Nanna serena per bambini e mamme
Mag201322

Bambini in fasce e mamme disperate ogni volta che devono farli addormentare. Sì, perché sebbene far addormentare serenamente e velocemente un bambino non sempre sia un’impresa facile, una volta che ci si riesce le mamme hanno solo un unico pensiero in testa: speriamo di riuscire a dormire e speriamo che non si svegli.
Sì, perché i risvegli improvvisi dei bambini spesso sono fonte di stress anche e soprattutto per i genitori che spesso attuano un comportamento sbagliato nei confronti del pianto durante la nanna.
L’istinto infatti vorrebbe che “soccorrere” il bambino, coccolarlo e rimetterlo a dormire nella culla, sia la diretta conseguenza di una corsa dalla propria camera da letto a quella del piccolo per evitare la “tortura” per le orecchie.
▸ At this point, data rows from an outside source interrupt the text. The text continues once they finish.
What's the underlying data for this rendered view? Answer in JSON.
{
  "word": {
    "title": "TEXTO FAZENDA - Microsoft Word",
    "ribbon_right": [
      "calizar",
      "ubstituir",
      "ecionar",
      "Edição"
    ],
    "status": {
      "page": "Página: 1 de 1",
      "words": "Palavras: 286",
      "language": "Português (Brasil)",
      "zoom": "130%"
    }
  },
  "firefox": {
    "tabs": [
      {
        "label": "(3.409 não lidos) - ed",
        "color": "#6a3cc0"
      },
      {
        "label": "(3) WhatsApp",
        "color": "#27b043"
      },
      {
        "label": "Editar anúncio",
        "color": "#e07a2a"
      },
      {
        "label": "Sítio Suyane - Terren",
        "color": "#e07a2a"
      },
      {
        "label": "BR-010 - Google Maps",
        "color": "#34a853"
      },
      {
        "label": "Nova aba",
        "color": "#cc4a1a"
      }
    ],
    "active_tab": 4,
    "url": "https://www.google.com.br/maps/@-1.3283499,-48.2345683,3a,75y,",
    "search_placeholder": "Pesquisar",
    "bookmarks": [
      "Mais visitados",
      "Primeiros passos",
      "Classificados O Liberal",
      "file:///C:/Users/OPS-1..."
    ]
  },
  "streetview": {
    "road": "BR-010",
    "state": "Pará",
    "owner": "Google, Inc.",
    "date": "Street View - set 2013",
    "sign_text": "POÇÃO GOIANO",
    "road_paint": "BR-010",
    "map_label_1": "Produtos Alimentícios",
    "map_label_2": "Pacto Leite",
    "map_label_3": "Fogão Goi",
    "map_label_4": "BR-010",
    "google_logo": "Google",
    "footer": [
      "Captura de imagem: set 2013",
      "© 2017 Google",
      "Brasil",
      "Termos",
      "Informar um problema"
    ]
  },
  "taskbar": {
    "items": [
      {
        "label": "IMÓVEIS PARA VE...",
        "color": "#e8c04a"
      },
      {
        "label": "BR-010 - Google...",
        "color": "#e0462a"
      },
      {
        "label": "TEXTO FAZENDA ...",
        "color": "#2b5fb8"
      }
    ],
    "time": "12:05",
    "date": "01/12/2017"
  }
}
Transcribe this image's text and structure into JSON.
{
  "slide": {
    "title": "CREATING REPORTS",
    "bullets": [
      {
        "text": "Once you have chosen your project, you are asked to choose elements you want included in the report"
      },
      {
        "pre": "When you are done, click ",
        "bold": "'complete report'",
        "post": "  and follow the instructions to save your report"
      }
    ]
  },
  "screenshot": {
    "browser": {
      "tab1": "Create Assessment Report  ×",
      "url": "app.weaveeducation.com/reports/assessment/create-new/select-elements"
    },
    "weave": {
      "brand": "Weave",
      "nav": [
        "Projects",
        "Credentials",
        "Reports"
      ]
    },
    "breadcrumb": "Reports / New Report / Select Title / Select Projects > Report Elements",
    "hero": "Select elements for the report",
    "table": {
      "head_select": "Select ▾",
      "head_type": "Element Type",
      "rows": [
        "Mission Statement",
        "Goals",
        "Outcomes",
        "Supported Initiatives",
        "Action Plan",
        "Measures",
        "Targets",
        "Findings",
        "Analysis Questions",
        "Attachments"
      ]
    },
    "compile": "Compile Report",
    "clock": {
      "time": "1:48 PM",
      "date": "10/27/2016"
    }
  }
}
Niente di più sbagliato.
Come consigliano medici e pediatri, correre immediatamente dal bambino una volta cominciato il pianto sarà un vizio che a breve termine vostro figlio riconoscerà come legittimo e possibile. Se ad ogni pianto corrispondono una coccola e il calore materno e paterno, ovviamente il pianto sarà un vero e proprio mezzo per attirare l’attenzione.
Durante la notte un bambino ha normalmente quattro o cinque risvegli, ad ognuno dei quali mette in atto una serie di suoi meccanismi per superare il difficile periodo di transizione che sta fra la veglia e il sonno – come succhiare il ciuccio, il dito, tirare il lenzuolino, abbracciare il pupazzo, ecc… Sono molti i bimbi che, contestualmente, iniziano ad emettere vagiti, piangere, strillare. Il consiglio degli esperti è quello di attendere almeno due minuti dall’inizio del pianto: nella maggior parte dei casi, questo cesserà molto prima della scadenza di tale tempo e il pupo si riaddormenterà da solo. Se invece il lamento continua, allora sarà bene andare a controllare, ma in punta di piedi, piano piano, per intervenire solo in presenza di un reale problema (il bimbo è caduto, ha avuto un rigurgito, etc.).
Insomma, è richiesto a mamme e papà un piccolo sforzo e tanta pazienza, così da insegnare al bambino sin da subito qual è il giusto modo di affrontare i risvegli notturni.